Pay attention to what I just wrote. Because if you were a manipulator of the truth, you would take the last seven words from the last paragraph, pull it out of context, weave in some Hitlerian statements, and circulate this "truth" through your own emails. Within minutes, people will be drawing Hitlerian mustaches on President Obama and circulating the asinine falsehood across America and around the world.
Photo and video manipulation has the ability to alter our perceptions, and if we haven’t learned to think for ourselves, we do ourselves a disservice if we believe everything we read or hear, because we haven’t yet learned the art of common sense.
Add lack of common sense to manipulative practices and you can see how manipulation works. THAT is why some people believe everything they read. THAT is why they blindly follow hate-mongers who want them to believe what the hate-mongers believe. Hate-mongers don't want people thinking for themselves. They want people thinking what they think, and they know that if they're persistent and persuasive enough, they'll have you believing that they are the voices of God and that God speaks through them.
Charles Manson, Jim Jones, and others like them, were gods to their followers, because those "leaders" appealed to their followers' sensibilities (notice I didn't say common sense).
Spreading lies is easy. Spreading the truth is sometimes impossible, because people have already adopted their own belief systems. Another fact is that most people are followers. If the group of people with whom you surround yourself is a die-hard Democrat bunch, NOBODY will convince you that ANY Republican is worthy of your vote. The same works the other way around.
And when we get emails that support our beliefs, we say, "yeah, that's right," without checking the source, because why should we bother? We’ve just found proof that we are right. Most of us don’t care about the truth. We just want somebody in our corner, even if we find ourselves backed up against a wall.

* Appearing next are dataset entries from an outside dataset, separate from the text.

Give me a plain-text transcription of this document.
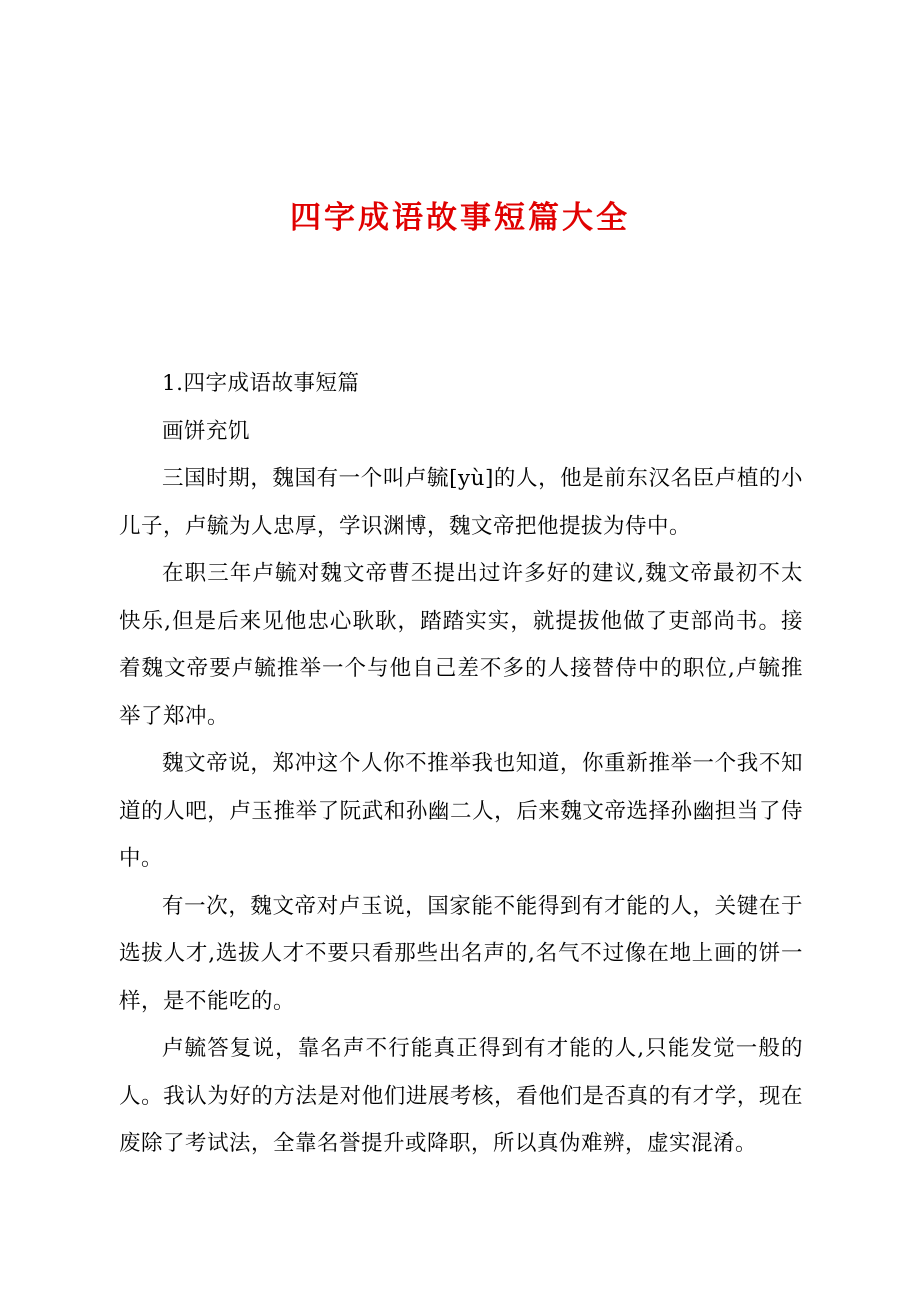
四字成语故事短篇大全

1.四字成语故事短篇

画饼充饥

三国时期，魏国有一个叫卢毓[yù]的人，他是前东汉名臣卢植的小儿子，卢毓为人忠厚，学识渊博，魏文帝把他提拔为侍中。

在职三年卢毓对魏文帝曹丕提出过许多好的建议,魏文帝最初不太快乐,但是后来见他忠心耿耿，踏踏实实，就提拔他做了吏部尚书。接着魏文帝要卢毓推举一个与他自己差不多的人接替侍中的职位,卢毓推举了郑冲。

魏文帝说，郑冲这个人你不推举我也知道，你重新推举一个我不知道的人吧，卢玉推举了阮武和孙幽二人，后来魏文帝选择孙幽担当了侍中。

有一次，魏文帝对卢玉说，国家能不能得到有才能的人，关键在于选拔人才,选拔人才不要只看那些出名声的,名气不过像在地上画的饼一样，是不能吃的。

卢毓答复说，靠名声不行能真正得到有才能的人,只能发觉一般的人。我认为好的方法是对他们进展考核，看他们是否真的有才学，现在废除了考试法，全靠名誉提升或降职，所以真伪难辨，虚实混淆。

I once read a book entitled, The Death of Common Sense, by Philip K. Howard. I highly recommend reading that book if you believe that our world is beginning to border on the absurd and that common sense, like Elvis, “has left the building." While the book is more about government bureaucratic idiocy, it speaks to the lack of common sense across the spectrum of life itself.
The more emails I receive that concern spreading hateful demeaning lies, the more I believe that common sense truly is dead.
So what do you think? Are you willing to challenge the emails you receive by checking their validity, or will you continue to believe the lies that spread like a virus from your eyes to your brain?